We all gathered around the table and dug into our food. I breathed in, enjoying the scents of cooked tomatoes, melted cheese, basil, oregano, and other spices that rose from the lasagna, which tasted even better than it smelled. It was the perfect warm, hearty dish to chase away the phantom chill of Deirdre’s Ice magic that still lingered in my mind. Lasagna was also great comfort food, and we could all use a little comforting after everything that had happened.
Bria took several bites of her lasagna and sighed with appreciation before starting her story. “Xavier and I found Deirdre’s body in the shipping yard, right where Finn shot her.”
“But?” I asked.
“But the rest of the place was clean. All the papers and files had been cleared out, all the computers had been smashed, and Xavier found a dozen cell phones torched in a trash can. Whoever Tucker really is, he was certainly thorough. We’ll follo
w up and chase down all the leads, of course . . .”

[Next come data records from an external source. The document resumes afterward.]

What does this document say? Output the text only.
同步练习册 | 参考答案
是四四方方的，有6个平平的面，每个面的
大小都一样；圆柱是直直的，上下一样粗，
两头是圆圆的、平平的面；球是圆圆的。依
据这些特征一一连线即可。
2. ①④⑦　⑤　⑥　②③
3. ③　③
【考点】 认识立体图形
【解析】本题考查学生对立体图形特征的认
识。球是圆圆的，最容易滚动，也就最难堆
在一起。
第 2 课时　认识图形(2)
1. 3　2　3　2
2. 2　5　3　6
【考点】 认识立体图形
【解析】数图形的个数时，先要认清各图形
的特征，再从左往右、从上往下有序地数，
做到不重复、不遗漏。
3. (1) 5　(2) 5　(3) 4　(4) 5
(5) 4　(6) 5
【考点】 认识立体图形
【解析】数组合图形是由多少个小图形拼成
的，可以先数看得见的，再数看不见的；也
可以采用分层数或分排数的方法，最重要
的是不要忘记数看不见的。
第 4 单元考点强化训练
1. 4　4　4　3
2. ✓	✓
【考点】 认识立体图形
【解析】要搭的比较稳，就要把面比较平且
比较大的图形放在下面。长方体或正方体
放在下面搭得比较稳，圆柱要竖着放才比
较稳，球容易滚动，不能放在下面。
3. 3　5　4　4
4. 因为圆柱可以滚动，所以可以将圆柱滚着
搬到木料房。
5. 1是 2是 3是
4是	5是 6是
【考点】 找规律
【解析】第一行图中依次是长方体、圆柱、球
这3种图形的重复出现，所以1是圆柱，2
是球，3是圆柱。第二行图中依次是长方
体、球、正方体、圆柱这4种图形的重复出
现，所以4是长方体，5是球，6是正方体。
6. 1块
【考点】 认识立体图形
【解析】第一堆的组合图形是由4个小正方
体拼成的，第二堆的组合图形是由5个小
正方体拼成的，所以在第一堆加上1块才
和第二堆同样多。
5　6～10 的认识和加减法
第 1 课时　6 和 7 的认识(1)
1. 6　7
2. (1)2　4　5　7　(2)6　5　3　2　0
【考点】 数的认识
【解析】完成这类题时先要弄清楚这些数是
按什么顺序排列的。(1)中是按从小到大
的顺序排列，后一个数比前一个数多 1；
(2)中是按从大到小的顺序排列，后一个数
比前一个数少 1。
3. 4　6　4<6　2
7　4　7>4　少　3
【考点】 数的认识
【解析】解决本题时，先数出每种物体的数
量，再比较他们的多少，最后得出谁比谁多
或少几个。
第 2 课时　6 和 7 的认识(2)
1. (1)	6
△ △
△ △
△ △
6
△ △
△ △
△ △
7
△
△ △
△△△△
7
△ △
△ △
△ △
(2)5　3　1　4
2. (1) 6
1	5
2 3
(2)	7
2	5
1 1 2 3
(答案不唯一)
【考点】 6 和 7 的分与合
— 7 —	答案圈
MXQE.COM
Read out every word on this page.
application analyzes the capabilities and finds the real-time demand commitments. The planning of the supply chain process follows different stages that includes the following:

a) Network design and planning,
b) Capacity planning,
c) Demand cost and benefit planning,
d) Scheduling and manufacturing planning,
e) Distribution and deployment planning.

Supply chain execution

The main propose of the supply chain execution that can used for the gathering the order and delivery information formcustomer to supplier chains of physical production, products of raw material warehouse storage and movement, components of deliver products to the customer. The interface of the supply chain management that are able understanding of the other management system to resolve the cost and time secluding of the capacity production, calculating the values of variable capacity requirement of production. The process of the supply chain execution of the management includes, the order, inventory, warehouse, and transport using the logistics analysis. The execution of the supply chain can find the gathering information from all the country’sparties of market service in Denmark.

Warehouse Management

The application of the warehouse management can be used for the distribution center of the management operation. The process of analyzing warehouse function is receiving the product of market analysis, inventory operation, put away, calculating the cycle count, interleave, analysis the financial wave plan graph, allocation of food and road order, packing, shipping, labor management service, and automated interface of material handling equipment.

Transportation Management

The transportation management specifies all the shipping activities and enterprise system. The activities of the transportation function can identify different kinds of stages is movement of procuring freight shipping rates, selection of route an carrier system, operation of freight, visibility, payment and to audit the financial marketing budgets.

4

“But you don’t expect to find anything,” Owen finished.
She shrugged. “Probably not.”
We finished our food in silence. Bria was the first to push her plate away, and she grabbed the folder she’d brought off the counter and placed it on the table. Owen cleared the dishes, and we all gathered around the table again.
Bria looked at me. “Remember when I told you that I had seen Deirdre’s rune somewhere before?”
“Yeah . . .”
“Well, I finally remembered where, thanks to those photos Mallory gave you.”
She opened the folder and drew out a photo. It was another shot of that long-ago cotillion ball, just like the one Mallory had shown me several days ago. But instead of a group of girls, this photo showed only two: Deirdre and our mother, Eira. Both of them were smiling and holding out their rune necklaces toward the camera.
Finn let out a low whistle, and Owen tilted his head to the side. All I could do was stare at the photo.
Bria tapped her finger on the picture. “Mom had a photo just like this one. I remember her pulling out a whole album of photos and looking through them with me whenever she would tell me those bedtime stories about those old cotillion balls. But it’s not even the most interesting picture.”
She pulled out another photo, this one of Eira and Deirdre standing with another girl, Mab Monroe.
The three girls were clustered together, with Deirdre standing in the middle and smiling at the camera. Eira and Mab were on opposite sides of her, and neither one looked particularly happy to be so close to the other. In fact, Mab had her head turned, staring at a guy standing at the very edge of the photo.
Bria tapped her finger on the photo again. “And look who Mab has on her arm.”
Black hair, black eyes, confident smile. Even though I could only see the side of his face, I recognized him immediately.
“Son of a bitch,” I muttered. “That’s Tucker.”
Bria nodded. “There are some more shots of him, talking with different people.” She hesitated. “There are a couple of photos of him with Mom. He wasn’t lying about knowing her.”